How IT can solve for the pressure of supporting work anywhere


In Brief:

  • Employees spent 11% more time on laptops, smartphones or tablets in 2020, according to the Gartner 2021 Digital Worker Experience Survey. The survey polled 10,080 full-time in the U.S., Europe and Asia-Pacific between November and December 2020.
  • More than half of respondents say they use personally obtained apps or web services for collaboration, and 55% use personally owned devices for work some of the time.
  • As a response to the changes in work patterns, IT must ensure tools and processes can support work from any device and location, said Stuart Downes, senior director analyst at Gartner. "People will be working anywhere now, and they'll be working anywhere in the future," said Downes, speaking at the Gartner Digital Workplace Summit Monday.


Employees gained tech savvy after the remote work transition, with 18% of workers grading themselves as digital technology experts after the COVID-19 crisis. Over half would say they're proficient at it, according to the survey.

But workers who have seen productivity decrease blame connectivity issues and technology changes as the main culprit, a sign that IT is increasingly responsible for upholding operations — which in turn has taken an emotional toll on tech workers.
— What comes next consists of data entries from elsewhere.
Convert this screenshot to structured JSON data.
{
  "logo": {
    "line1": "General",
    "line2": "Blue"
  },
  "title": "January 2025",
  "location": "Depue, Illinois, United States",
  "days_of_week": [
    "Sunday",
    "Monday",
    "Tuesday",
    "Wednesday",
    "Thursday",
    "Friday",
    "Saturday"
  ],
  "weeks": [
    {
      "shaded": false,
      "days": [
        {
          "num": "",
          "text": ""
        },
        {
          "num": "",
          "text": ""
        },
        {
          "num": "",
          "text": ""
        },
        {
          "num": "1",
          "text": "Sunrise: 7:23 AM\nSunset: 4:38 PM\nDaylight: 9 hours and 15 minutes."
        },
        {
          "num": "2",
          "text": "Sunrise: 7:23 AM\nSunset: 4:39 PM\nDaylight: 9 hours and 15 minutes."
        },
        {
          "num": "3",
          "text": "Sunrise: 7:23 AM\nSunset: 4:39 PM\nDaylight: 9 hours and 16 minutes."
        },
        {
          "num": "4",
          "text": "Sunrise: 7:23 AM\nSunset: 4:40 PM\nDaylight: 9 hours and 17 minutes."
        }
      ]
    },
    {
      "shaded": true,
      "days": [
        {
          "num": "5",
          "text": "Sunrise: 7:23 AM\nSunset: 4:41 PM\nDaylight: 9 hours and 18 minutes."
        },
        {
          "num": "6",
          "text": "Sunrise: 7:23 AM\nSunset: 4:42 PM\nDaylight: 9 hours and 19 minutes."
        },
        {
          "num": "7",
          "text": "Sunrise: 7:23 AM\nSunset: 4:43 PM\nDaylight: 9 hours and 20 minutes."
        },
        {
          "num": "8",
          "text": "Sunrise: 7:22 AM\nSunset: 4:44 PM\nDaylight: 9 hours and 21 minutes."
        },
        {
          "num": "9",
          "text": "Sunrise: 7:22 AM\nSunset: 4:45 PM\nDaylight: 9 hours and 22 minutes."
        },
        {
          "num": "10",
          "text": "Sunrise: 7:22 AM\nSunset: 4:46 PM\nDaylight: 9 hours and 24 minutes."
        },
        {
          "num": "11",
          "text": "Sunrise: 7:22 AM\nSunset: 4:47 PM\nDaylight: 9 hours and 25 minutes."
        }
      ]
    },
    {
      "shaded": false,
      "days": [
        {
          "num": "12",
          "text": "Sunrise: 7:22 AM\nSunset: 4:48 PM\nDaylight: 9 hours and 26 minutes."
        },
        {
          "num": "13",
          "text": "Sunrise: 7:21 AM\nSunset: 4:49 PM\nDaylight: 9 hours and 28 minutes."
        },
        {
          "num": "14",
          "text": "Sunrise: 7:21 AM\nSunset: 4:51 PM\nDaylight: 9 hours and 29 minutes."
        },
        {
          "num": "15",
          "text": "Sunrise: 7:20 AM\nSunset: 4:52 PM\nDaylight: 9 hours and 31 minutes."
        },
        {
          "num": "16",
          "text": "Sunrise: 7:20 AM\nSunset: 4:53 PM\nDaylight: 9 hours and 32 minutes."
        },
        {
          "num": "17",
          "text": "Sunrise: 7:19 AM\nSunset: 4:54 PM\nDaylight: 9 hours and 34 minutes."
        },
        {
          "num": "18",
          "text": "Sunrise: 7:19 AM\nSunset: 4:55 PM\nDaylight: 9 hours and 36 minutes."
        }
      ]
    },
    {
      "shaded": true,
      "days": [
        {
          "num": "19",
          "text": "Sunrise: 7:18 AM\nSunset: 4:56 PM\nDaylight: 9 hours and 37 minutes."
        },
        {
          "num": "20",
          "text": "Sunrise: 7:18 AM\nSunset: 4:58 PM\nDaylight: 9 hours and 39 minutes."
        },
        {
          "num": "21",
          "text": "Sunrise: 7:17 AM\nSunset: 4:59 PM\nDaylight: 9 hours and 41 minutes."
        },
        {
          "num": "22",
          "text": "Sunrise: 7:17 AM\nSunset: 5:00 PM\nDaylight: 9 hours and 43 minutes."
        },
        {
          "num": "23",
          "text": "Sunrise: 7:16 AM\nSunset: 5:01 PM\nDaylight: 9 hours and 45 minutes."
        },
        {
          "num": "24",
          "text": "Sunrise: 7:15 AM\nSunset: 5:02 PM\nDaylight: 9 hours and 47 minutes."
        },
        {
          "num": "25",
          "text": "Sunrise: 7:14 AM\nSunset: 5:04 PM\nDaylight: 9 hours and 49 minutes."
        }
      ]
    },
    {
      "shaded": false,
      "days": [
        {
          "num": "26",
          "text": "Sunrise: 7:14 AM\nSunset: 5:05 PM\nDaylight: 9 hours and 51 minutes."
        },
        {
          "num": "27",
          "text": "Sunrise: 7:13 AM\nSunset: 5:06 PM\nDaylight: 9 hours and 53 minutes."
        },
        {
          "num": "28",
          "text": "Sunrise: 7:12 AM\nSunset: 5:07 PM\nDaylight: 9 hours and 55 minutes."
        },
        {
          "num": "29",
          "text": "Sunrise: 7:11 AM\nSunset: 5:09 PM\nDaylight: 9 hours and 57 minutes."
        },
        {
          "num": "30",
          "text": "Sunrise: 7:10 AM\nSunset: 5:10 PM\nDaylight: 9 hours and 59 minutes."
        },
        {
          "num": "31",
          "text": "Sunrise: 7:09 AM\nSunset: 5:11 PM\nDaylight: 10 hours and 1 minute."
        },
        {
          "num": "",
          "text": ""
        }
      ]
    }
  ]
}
Leaders must think about how to improve IT support under a work-from-anywhere model, according to Downes. 

"The challenge here is that support was traditionally done through face-to-face contact," said Downes. "That's not possible in a work-from-home model, or in a model where employees might work from home two days a week, and come to the office three days a week."

To reduce the physical friction of "anywhere" tech support, IT departments can move to cloud-based unified endpoint management solutions and enable remote access capabilities.

The next step is to lower the frequency of minor issues that hamper operations. Two-thirds of enterprise decision makers say an outage has caused their business to lose productivity, according to data from LogicMonitor.

"To reduce the number of incidents you need to go back to basics," said Downes. "Go into your incident records and look for common problems and engineer those problems out of the environments." 

With the analytics capabilities of unified endpoint management solutions, leaders can access insights into user experience and the performance of devices. It can also show which faults can be solved centrally and where the IT support bottlenecks are.

Teams can put in the work to deploy an IT support model that is "more self-healing, much more focused on self-help," and lets users access support portals or applications," according to Downes.

And while some IT departments turned to automation last year, there's still room to enhance the IT support function with more automation.

"Automate like mad," said Downes. "Make sure that the automation that you do is driven by an understanding of what needs to be automated, use the data from your systems to help identify what should be automated ... and constantly attack the automation targets that will return most value."